I remember years ago, when my wife would point out that I had a tendency to pick up on the things that were wrong or bad and didn't comment on the good things {which I didn't think was actually true and I'd point out positive things I had commented on}, I'd say to her that the good things pretty much went without saying because they're already good. They don't need adjusting.
when I sit down and try to put pen to paper creating a bright song about how ecstatic I am and how great life is, I can't help but feel like a pompous douche
While I wouldn't go quite that far, I can so identify with that.
I remember around the time I bought my first serious recording equipment, I wanted to write songs for the church I was with at the time to sings, songs that were based in reality, that expressed the joy of our situation, but which also took into account that this life is no waltz on a well paid stage. I tried and tried to come up with joyous stuff but I found that I simply could not turn it on and off and whatever I'd say was always tempered with the underlying realities of life. Which is not to say that for me the joys of God ain't real, they certainly are, but that doesn't mean in the midst of hassles, put on the blinkers and pretend they're not there ~ which I find a lot of christian songs do.

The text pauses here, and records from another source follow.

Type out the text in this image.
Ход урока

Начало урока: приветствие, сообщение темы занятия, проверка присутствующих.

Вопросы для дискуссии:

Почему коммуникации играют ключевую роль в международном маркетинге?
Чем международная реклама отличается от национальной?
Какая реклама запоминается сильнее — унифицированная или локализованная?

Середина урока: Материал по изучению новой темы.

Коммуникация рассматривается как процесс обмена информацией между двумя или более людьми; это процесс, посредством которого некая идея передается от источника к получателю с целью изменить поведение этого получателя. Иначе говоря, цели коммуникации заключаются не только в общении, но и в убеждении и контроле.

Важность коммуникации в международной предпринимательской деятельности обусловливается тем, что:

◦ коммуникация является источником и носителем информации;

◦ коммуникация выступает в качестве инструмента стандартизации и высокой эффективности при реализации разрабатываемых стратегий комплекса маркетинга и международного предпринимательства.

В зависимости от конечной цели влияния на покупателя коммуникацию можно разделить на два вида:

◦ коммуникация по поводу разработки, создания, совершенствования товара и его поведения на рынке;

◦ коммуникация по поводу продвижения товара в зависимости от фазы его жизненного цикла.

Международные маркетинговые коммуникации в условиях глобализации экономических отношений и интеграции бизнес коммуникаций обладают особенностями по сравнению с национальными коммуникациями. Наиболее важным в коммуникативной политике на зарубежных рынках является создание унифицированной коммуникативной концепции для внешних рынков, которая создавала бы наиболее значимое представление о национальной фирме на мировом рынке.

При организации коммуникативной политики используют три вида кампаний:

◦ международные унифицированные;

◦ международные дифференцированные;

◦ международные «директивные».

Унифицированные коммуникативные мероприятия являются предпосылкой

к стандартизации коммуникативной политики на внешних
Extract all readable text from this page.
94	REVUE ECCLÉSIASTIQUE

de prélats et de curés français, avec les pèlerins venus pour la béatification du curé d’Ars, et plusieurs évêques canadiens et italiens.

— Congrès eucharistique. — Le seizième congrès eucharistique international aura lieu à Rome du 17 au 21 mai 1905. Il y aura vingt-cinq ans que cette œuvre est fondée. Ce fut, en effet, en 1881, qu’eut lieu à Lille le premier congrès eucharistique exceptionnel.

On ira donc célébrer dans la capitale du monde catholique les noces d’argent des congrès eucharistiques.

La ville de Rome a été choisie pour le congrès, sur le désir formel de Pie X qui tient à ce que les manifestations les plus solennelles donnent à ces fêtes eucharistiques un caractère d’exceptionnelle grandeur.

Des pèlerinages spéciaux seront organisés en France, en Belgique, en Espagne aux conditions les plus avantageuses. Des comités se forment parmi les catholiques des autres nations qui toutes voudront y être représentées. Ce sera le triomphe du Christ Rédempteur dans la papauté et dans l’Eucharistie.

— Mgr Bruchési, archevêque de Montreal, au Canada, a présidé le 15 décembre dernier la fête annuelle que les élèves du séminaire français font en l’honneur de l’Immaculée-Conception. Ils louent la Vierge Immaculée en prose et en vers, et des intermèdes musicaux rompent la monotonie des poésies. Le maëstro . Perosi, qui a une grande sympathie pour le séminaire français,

There's definitely a place for expressing joy, happiness and ecstasy in songs though, yet the irony ever remains that many of the greatest and most impacting "happy" love songs were written by people who, at the time, were in the pits of despair.
if you will keep thinking about the past happenings then it would be tough to get out of those thing and make a fresh start again
I can see what you mean and to a large extent, I agree.
But paradoxically, I also disagree. Over the years, I've written a number of songs that come from a peculiar view in that, I put myself back in the mind that I had
at the period I'm writing about. So I can express all the passion or sarcasm or anger or bitterness or defeat or helplessness or immaturity or innocence or wonder that I felt at that time and express it with strength {and sometimes, exaggerated strength}.......even though I've long since passed the period and am no longer influenced by or under whatever feelings I may have had.
Funnily enough, I was thinking about one this morning that I wrote in the late 90s. It's from the perspective of a person who has been impacted by God and has come to terms with the things and people they felt had tried to drag them under in the past and they've forgiven and are no longer weighed down. But they're thinking about the past and what happened to them and they're remembering how it felt with clarity and are able to feel it intensely and with real heat, but without any malice.
You wouldn't believe it from some of the lines though !!